Equally, supplementing the infant diet with compounds such as DSLNT may reduce disease risk. Once this compound can be produced in sufficient quantities it is likely to enter clinical trials. Finally, as donor breast milk is increasingly used to replace bovine formula for preterm infants, it would be feasible to screen this for DSLNT and give milk with the highest levels to the most preterm infants.

DSLNT, a compound found in breast milk associated with reduced risk of gut disease, is likely to enter clinical trials once it can be produced in sufficient quantities, writes Professor Stewart

Research into infant development, especially the infant gut microbiome, is also vital. Live biotherapeutics products (LBPs, also known as probiotics) are used in most extremely preterm infants in the UK. This involves supplementing infant feeds with live bacteria thought to be beneficial, primarily Bifidobacterium. While this intervention appears to reduce NEC and mortality, there have been cases of fatal sepsis, with the probiotic isolate detected in the blood. There are also questions around the optimal strains and doses to use for a given baby at a given time. While the mechanisms remain uncertain, most evidence supports the idea that precision LBP therapy holds great promise. Advancing the safety aspects further, such as using microbial natural products instead of live microbes, remains an important avenue for research. 

The organoid approach

NEC causes a similar number of deaths per year as childhood cancer, yet there is a huge disparity in the funding invested in researching each disease. This relates to a lack of charitable donations, but government and industrial funding are also lacking. Research in preterm infants faces additional challenges due to the limited relevance of in vivo models. To address this, my group has been at the forefront of developing new human-based models for investigating diet-microbe-host interaction.

We now have the ability to take patient tissue that would otherwise be discarded and use it to grow intestinal ‘enteroids’. These can grow into ‘mini guts’ in the laboratory and can differentiate into all the major cell types of the intestine.

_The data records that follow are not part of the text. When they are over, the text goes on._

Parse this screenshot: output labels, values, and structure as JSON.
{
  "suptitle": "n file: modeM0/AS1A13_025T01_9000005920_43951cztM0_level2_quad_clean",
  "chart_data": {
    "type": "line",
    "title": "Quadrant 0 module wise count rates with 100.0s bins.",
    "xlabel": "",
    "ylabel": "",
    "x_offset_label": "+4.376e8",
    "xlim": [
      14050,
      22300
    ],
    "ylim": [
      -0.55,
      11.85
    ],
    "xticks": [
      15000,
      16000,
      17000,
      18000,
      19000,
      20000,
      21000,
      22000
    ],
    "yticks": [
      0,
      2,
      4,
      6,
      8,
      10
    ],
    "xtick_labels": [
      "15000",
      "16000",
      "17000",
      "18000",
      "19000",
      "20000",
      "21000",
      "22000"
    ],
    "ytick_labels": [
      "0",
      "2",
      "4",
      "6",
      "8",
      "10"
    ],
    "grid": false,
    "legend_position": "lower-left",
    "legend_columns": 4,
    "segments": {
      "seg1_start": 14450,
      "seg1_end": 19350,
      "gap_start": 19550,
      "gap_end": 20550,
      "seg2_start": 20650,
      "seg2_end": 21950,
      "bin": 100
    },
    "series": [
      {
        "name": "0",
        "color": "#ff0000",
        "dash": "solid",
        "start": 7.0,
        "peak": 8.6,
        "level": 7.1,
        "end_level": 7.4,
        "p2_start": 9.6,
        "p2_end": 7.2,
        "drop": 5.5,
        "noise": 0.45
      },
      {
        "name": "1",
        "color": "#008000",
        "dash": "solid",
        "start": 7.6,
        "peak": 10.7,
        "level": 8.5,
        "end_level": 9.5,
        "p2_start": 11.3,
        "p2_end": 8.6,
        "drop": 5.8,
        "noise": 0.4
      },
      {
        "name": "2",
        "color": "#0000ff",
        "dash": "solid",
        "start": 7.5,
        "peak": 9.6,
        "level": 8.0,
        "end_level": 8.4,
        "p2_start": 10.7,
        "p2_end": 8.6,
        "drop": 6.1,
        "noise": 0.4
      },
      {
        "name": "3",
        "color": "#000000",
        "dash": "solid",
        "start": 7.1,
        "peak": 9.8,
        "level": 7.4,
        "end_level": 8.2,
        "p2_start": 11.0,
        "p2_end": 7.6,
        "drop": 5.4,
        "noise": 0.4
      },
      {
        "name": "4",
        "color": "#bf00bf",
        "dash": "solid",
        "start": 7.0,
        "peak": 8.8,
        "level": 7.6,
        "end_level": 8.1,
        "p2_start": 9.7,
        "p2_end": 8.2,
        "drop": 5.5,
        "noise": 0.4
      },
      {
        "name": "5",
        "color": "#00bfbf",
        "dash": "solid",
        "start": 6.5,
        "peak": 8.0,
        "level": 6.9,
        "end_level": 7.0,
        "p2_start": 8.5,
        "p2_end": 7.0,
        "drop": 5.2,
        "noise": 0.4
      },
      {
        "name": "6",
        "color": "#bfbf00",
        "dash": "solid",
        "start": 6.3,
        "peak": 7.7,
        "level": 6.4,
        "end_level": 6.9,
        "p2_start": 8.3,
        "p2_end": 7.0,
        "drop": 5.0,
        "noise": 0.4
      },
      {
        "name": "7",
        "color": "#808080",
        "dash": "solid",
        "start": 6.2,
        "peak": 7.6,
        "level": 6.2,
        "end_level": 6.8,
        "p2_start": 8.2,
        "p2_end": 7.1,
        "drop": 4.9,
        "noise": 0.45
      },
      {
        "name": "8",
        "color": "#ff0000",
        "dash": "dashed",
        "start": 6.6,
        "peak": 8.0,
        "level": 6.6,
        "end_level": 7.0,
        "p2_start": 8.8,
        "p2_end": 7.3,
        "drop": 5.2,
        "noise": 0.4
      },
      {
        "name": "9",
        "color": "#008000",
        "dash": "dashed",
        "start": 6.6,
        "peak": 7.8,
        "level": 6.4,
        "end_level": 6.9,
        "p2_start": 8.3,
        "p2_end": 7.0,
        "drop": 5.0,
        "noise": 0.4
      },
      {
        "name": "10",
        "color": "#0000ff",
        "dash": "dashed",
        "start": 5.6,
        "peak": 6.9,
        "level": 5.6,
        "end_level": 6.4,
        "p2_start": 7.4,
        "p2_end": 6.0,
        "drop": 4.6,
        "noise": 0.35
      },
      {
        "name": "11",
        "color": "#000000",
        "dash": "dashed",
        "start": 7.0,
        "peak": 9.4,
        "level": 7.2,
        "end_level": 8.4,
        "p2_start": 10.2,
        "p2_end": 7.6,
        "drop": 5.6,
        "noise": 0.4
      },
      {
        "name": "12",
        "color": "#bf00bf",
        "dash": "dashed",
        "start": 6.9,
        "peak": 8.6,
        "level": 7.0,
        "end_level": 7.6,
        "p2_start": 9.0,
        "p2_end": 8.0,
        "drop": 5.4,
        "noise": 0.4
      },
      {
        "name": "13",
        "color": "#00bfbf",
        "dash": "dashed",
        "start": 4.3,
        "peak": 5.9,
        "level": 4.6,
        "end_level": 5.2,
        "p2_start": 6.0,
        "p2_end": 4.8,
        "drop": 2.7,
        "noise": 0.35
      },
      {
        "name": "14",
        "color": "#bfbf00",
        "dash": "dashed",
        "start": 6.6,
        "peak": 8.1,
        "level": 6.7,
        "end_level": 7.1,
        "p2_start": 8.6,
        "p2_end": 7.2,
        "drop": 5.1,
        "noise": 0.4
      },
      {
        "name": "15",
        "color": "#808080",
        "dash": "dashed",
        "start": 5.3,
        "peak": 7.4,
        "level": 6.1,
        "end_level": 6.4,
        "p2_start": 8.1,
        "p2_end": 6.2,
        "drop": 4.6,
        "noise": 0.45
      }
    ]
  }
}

They secrete mucin like living tissue and respond to viral or bacterial infection. The tissue is derived from patients with disease, and so retains its genetic, epigenetic and exposure history, making these organoids far superior to animal models. 

With collaborators at Baylor College of Medicine (Houston, US), we have developed a powerful system that mimics the conditions of the gastrointestinal tract and allows bacteria and patient-derived enteroids to interact directly. We can then test how the addition of specific bacteria influences the health or disease status of the cells. This work enables us to investigate microbial-host cross-talk and can lead to a mechanistic understanding of disease processes, which can be translated directly into clinical care. 

This could be a game-changer in understanding the mechanisms by which, for example, DSLNT and Bifidobacterium LBP therapy can improve infant health. Elucidating such a detailed understanding will be critical to enabling precision medicine for the growing number of vulnerable infants entering the world in the years to come.

Christopher Stewart is professor of human microbiome research at Newcastle University. He was awarded the Life Sciences Laureate 2025 at the 2025 Blavatnik Awards for his work on microbiome-based therapies to prevent infant mortality.